A social worker must also have a ton of inner strength. It takes a lot out of a person to see horrible situations day-in and day-out and be able to keep returning to it--and taking it upon yourself to help solve the issues.
One must be able to separate personal life from professional life and not get caught in the depression and hardships your clients face. A good social worker has to separate themselves from the situation so they can better analyze and attack the problems.
A Social worker employed on a full-time basis usually works a standard 40-hour week. Some are required to work evenings and weekends to meet with clients when it is convenient.
They may be required to attend community meetings or handle emergencies as they arise. Other social workers work on a part-time basis, especially if they work with a nonprofit agency.

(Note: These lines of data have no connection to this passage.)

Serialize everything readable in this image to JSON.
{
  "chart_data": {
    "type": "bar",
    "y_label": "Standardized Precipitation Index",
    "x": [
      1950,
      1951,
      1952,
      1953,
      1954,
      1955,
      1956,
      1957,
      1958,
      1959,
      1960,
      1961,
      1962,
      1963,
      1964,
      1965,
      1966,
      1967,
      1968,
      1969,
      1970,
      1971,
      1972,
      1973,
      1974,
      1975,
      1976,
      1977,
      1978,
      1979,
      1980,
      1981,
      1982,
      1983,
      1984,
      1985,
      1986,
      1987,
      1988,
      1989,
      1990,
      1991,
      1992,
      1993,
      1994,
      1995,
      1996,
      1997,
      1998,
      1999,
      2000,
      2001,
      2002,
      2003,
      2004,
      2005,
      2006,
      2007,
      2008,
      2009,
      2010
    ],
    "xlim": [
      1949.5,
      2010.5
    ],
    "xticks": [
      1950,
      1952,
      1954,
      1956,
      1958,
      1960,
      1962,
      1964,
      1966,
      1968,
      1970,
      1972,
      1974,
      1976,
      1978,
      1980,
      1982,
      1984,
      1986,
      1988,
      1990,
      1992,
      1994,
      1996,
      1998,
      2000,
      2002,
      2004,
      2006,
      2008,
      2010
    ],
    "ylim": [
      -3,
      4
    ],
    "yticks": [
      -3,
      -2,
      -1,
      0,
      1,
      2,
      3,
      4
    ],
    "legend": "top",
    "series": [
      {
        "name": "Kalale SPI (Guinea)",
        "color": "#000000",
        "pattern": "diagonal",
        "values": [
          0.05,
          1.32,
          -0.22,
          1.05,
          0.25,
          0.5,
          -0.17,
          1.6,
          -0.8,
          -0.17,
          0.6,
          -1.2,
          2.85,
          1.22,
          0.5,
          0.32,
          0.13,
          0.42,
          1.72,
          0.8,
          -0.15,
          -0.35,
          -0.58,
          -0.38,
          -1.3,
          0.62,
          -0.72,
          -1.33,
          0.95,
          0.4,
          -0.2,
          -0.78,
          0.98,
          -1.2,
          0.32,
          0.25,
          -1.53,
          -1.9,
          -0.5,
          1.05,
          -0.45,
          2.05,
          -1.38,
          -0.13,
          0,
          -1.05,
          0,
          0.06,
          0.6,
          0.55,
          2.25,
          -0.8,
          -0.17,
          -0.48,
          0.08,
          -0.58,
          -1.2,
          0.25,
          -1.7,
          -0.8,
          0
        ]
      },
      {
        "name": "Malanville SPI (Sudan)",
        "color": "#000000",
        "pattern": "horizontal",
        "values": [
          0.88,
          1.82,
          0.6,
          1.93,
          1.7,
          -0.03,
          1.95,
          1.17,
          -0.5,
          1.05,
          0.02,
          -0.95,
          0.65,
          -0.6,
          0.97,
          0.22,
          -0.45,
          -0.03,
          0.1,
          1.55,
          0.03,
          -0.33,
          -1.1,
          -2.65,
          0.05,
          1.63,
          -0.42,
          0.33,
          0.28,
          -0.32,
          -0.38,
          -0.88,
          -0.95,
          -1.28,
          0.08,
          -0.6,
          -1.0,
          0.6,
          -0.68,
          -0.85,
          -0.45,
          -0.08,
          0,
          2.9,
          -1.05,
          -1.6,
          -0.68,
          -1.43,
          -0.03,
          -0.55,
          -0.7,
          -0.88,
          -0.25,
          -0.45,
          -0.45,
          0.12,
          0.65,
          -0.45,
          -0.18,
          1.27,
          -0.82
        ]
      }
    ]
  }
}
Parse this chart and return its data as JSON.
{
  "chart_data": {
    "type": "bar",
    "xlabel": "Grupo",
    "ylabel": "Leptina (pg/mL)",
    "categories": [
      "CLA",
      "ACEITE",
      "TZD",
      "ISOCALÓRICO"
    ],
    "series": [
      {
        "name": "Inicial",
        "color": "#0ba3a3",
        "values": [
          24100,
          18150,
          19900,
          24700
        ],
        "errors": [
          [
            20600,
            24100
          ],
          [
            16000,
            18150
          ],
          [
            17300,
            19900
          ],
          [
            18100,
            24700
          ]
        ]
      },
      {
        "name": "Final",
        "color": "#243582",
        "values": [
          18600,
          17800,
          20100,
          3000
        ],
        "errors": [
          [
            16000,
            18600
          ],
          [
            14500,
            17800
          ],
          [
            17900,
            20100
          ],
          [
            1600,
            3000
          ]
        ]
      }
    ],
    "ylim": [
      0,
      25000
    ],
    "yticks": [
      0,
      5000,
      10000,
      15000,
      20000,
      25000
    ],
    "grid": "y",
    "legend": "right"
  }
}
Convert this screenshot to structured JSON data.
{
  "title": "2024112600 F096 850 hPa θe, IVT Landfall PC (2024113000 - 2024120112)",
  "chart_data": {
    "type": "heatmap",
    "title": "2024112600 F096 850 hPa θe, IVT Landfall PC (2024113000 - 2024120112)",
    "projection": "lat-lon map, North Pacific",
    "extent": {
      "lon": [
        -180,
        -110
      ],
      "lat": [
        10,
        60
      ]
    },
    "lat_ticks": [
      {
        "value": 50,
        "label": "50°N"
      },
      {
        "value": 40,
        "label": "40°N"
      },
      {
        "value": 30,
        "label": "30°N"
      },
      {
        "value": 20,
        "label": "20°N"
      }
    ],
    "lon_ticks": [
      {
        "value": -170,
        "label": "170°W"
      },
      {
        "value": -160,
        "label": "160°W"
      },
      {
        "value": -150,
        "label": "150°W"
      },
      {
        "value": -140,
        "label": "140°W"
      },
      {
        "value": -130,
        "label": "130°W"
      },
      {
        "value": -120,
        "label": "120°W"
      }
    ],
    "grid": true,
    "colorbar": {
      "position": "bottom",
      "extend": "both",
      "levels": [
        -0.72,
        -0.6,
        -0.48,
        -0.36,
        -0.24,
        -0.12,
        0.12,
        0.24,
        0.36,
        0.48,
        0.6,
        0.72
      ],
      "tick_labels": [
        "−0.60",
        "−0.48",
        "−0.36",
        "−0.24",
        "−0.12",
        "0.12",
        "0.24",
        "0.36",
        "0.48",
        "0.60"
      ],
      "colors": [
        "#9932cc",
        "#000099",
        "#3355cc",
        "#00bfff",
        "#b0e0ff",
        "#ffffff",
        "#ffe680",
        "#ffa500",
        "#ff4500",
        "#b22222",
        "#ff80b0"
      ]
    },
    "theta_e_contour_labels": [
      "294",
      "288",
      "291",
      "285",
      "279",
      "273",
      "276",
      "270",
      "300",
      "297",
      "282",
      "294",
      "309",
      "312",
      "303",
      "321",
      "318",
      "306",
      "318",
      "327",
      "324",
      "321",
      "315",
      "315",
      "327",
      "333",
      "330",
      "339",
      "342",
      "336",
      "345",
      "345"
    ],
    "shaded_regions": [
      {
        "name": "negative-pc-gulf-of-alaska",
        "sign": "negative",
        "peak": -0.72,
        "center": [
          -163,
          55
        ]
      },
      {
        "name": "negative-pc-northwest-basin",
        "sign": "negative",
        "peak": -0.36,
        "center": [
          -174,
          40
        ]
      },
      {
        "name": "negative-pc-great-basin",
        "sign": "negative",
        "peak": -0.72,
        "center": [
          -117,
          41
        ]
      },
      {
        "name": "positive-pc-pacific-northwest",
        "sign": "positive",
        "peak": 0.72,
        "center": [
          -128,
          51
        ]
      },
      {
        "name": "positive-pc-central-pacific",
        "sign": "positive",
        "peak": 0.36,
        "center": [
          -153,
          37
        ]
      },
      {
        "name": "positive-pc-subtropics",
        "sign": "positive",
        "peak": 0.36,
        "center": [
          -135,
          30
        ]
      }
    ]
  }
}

Social workers will usually spend time in a residential facility or in an office setting but may also travel in their local area to visit clients at their homes, meet with various service providers, or to attend meetings and workshops.
Many hospitals and long-term care facilities employ Social Workers as part of their healthcare teams. This places the social worker in a collaborative role with other professionals, such as clinical specialists, registered nurses and health aides.
The work can be satisfying but it can also be emotionally taxing. Many places under staff, which results in large caseloads and adds to the pressure that social workers already experience.